Das Ideal des Arztberufs
Um diese wertvollen Erfahrungen reicher, wagte er den Schritt in die Selbstständigkeit und übernahm 1999 die Hausarztpraxis in Zäziwil. «Die Aufgabe als Hausarzt ist für mich das Idealbild des Arztberufs», antwortet er auf die Frage, weshalb er sich nicht in einem Gebiet habe spezialisieren wollen. Ihm gefalle, dass man als Hausarzt näher an den Patienten sei und diese in der Regel über Jahre begleite. Ausserdem sei sein Beruf sehr vielseitig und verlange vom Arzt eine hohe Flexibilität. Es gelte, schnell umzuschalten zwischen den verschiedenen Untersuchungen, Krankheiten oder Unfällen und den unterschiedlichsten Menschen. Kennt man die Leute und ihre Lebensumstände, sei es oft einfacher, die passende Therapie zu finden. Im Gegensatz zu früher erarbeite man diese heute oft mit dem Patienten zusammen. Man begegne sich mehr auf Augenhöhe.

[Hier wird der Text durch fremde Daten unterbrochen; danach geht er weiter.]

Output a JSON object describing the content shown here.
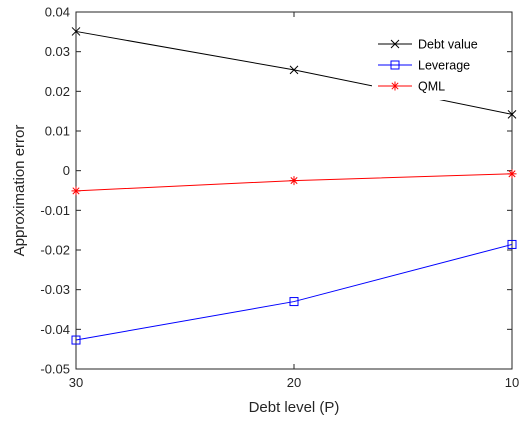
{
  "chart_data": {
    "type": "line",
    "title": "",
    "xlabel": "Debt level (P)",
    "ylabel": "Approximation error",
    "x": [
      30,
      20,
      10
    ],
    "x_reversed": true,
    "xlim": [
      30,
      10
    ],
    "ylim": [
      -0.05,
      0.04
    ],
    "x_ticks": [
      "30",
      "20",
      "10"
    ],
    "x_tick_values": [
      30,
      20,
      10
    ],
    "y_ticks": [
      "-0.05",
      "-0.04",
      "-0.03",
      "-0.02",
      "-0.01",
      "0",
      "0.01",
      "0.02",
      "0.03",
      "0.04"
    ],
    "y_tick_values": [
      -0.05,
      -0.04,
      -0.03,
      -0.02,
      -0.01,
      0,
      0.01,
      0.02,
      0.03,
      0.04
    ],
    "grid": false,
    "legend_position": "top-right",
    "series": [
      {
        "name": "Debt value",
        "values": [
          0.0351,
          0.0254,
          0.0142
        ],
        "color": "#000000",
        "marker": "x"
      },
      {
        "name": "Leverage",
        "values": [
          -0.0427,
          -0.033,
          -0.0186
        ],
        "color": "#0000ff",
        "marker": "square"
      },
      {
        "name": "QML",
        "values": [
          -0.0051,
          -0.0025,
          -0.0008
        ],
        "color": "#ff0000",
        "marker": "asterisk"
      }
    ]
  }
}
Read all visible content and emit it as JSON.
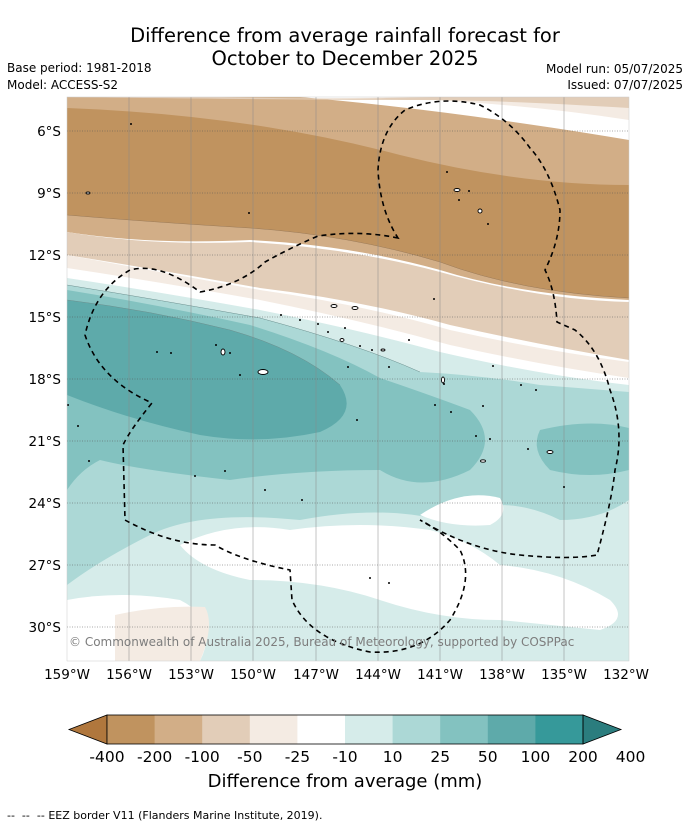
{
  "header": {
    "title_line1": "Difference from average rainfall forecast for",
    "title_line2": "October to December 2025",
    "base_period": "Base period: 1981-2018",
    "model": "Model: ACCESS-S2",
    "model_run": "Model run: 05/07/2025",
    "issued": "Issued: 07/07/2025"
  },
  "map": {
    "lat_labels": [
      "6°S",
      "9°S",
      "12°S",
      "15°S",
      "18°S",
      "21°S",
      "24°S",
      "27°S",
      "30°S"
    ],
    "lon_labels": [
      "159°W",
      "156°W",
      "153°W",
      "150°W",
      "147°W",
      "144°W",
      "141°W",
      "138°W",
      "135°W",
      "132°W"
    ],
    "lat_range": [
      -31.5,
      -4.5
    ],
    "lon_range": [
      -159,
      -132
    ],
    "copyright": "© Commonwealth of Australia 2025, Bureau of Meteorology, supported by COSPPac",
    "grid": true
  },
  "colorbar": {
    "labels": [
      "-400",
      "-200",
      "-100",
      "-50",
      "-25",
      "-10",
      "10",
      "25",
      "50",
      "100",
      "200",
      "400"
    ],
    "colors": [
      "#b0773d",
      "#c0935f",
      "#d2ae87",
      "#e2cdb8",
      "#f4ebe3",
      "#ffffff",
      "#d6ecea",
      "#acd8d6",
      "#83c2c0",
      "#5eaaaa",
      "#36999a",
      "#2b7d7e"
    ],
    "title": "Difference from average (mm)"
  },
  "footer": {
    "eez_note": "EEZ border V11 (Flanders Marine Institute, 2019)."
  }
}
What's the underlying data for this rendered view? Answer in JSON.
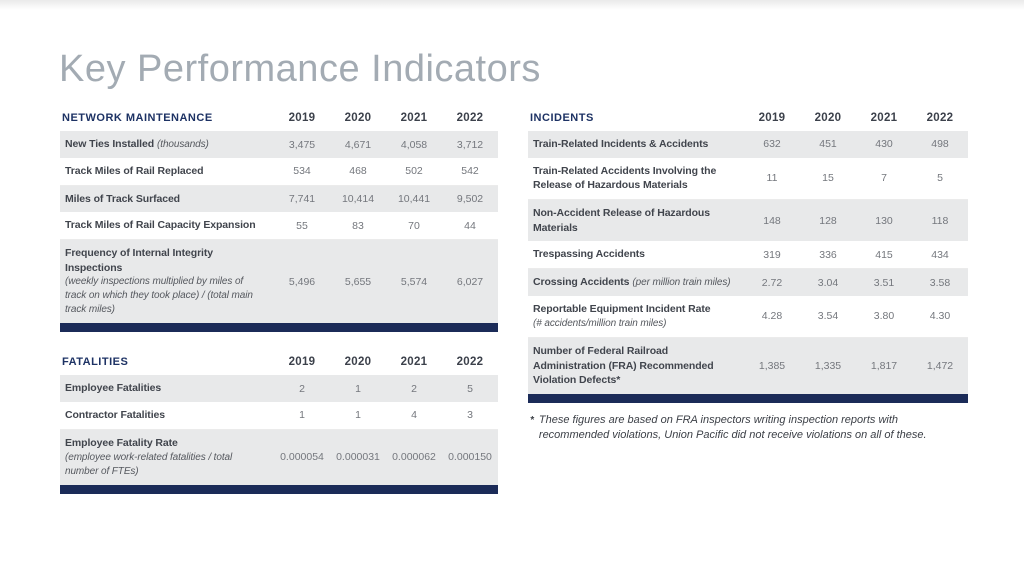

Da es zudem immer mehr Möglichkeiten gäbe, viele Spezialisten und Vorschriften, komme er sich manchmal vor wie ein Lotse im Flugverkehr. Einer, der seine Patientinnen und Patienten durch diesen Dschungel führt, Termine bei Spezialisten organisiert und die Übersicht behält. Immer unterstützt durch seine Kollegin und die Praxisassistentinnen. «Wir haben ein super Team!», freut sich Müller.
Nachfolgerin gefunden
Sorgen bereitet ihm die Zukunft des Hausarztberufes. Er, der in seiner Praxis Medizinstudierende ausbildet, bedauert, dass nicht genügend junge Fachkräfte nachfolgen würden. Die Gründe dafür seien vielfältig und die Lage werde sich in Zukunft noch zuspitzen, ist er überzeugt: «Die Politik hat diese Entwicklung verschlafen!»
Umso glücklicher ist Müller, eine Nachfolgerin für sich gefunden zu haben. Marjana Galinec heisst sie, ist gebürtige Kroatin und lebt und arbeitet seit bald fünf Jahren in der Schweiz. Die Gemeinschaftspraxis wird also auch in Zukunft bestehen bleiben. Neue Patienten können jedoch nach wie vor nicht aufgenommen werden.
Mathias Müller schmiedet noch keine grossen Zukunftspläne und lässt sich alle Optionen offen. Bald wird er zum zweiten Mal Grossvater. Da er nach wie vor im Oberthal wohnt, wird er sicher auch ausserhalb der Praxis viele Begegnungen mit Menschen haben, von denen er nicht wenige ein halbes Leben lang als Arzt begleitet hat.